Traffic Simulator May Be Answer

Mar 26, 2008 10:16 pm US/Eastern To NYC's Prayers

Imagine Getting 30-Minute Advance Notice On Congestion

Jay Dow
NEW YORK (CBS) ― Getting stuck in traffic is part of driving in New York City. But a new traffic simulator could make the commute smoother and cleaner for drivers and pedestrians.

There's nothing like a little traffic to throw a wrench in your schedule.

"Traffic … it gets hectic...definitely gets hectic in the city," said Enrique Rivera of East Harlem.

But thanks to a new super computer-powered transportation simulator City College of New York researchers, students and transportation officials are now one step closer to being able to direct drivers away from traffic jams -- before they occur.

Researchers will eventually pull raw data from E-Z Pass toll crossings and weight-sensitive strips buried in the road. As technology advances, the updated traffic info would then be delivered back to drivers through their radio.

"Our vision is that we'll be able to provide a 30-minute look ahead, so that we'll be able to tell you what's going to happen," said CCNY engineering professor Dr. Neville Parker. "Because it really is no good to be in a traffic jam and then be told there is a traffic jam."

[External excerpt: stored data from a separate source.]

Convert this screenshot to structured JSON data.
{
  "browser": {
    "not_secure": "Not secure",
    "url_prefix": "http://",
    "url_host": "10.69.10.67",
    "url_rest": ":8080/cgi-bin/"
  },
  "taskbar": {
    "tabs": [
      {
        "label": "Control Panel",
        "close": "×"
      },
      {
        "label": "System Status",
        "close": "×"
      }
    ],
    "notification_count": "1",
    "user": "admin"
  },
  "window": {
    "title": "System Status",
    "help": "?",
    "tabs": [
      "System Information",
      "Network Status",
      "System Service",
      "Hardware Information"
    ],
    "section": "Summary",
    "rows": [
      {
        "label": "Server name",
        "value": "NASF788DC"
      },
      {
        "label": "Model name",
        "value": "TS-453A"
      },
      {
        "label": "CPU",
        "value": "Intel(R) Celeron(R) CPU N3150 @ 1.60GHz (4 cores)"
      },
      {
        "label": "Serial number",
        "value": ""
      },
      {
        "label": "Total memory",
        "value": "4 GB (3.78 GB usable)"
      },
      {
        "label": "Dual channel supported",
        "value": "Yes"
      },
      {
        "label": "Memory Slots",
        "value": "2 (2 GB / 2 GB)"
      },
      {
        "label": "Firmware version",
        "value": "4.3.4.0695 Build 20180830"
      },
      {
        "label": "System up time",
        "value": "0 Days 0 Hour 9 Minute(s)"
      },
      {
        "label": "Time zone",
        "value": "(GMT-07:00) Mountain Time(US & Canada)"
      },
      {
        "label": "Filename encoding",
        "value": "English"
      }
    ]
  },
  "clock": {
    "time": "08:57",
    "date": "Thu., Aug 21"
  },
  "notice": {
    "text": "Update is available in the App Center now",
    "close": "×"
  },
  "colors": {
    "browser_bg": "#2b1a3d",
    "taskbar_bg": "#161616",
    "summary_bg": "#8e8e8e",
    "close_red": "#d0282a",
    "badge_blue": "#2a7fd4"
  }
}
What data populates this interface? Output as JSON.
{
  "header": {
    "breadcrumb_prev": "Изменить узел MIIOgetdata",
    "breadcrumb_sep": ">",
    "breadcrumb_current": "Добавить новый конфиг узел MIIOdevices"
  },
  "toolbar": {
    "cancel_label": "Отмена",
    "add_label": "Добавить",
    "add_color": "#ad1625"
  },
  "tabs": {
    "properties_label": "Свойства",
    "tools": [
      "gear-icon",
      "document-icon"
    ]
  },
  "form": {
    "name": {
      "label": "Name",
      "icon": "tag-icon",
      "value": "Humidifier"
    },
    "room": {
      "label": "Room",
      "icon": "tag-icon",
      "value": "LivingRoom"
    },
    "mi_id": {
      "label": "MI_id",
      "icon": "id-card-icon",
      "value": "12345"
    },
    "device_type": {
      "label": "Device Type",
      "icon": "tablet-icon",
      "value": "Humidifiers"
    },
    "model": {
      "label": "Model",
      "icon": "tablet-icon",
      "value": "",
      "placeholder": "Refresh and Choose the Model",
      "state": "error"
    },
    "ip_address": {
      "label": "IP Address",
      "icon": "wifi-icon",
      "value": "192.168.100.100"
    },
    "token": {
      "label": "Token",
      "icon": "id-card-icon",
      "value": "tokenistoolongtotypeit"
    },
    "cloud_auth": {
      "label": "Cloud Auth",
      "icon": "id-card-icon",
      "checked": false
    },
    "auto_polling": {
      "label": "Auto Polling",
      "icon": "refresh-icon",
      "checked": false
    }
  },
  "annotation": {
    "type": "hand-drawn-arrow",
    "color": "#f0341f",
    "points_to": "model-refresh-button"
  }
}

The simulator's first project will be based in East Harlem, where transportation officials will analyze new traffic models designed to lower air pollution levels.

"In this community, one out of four children have asthma," Manhattan Borough President Scott Stringer said. "There's a high rate of diabetes, there's a high rate of obesity. So there's health issues related to traffic congestion."

"A lot of kids, when they run, they're like breathing very heavily. And even if they're walking they breath very heavy. The air gets so thick," resident Betina Toro said.

Computer maker Silicon Graphics supplied the Linux-based super server which will ultimately tackle congestion issues across the region. Judging by the traffic on Wednesday at East 160th Street and Lexington Avenue, relief can't come soon enough.

The supercomputer, partly paid for by the Manhattan Borough president's office, costs about $1.5 million.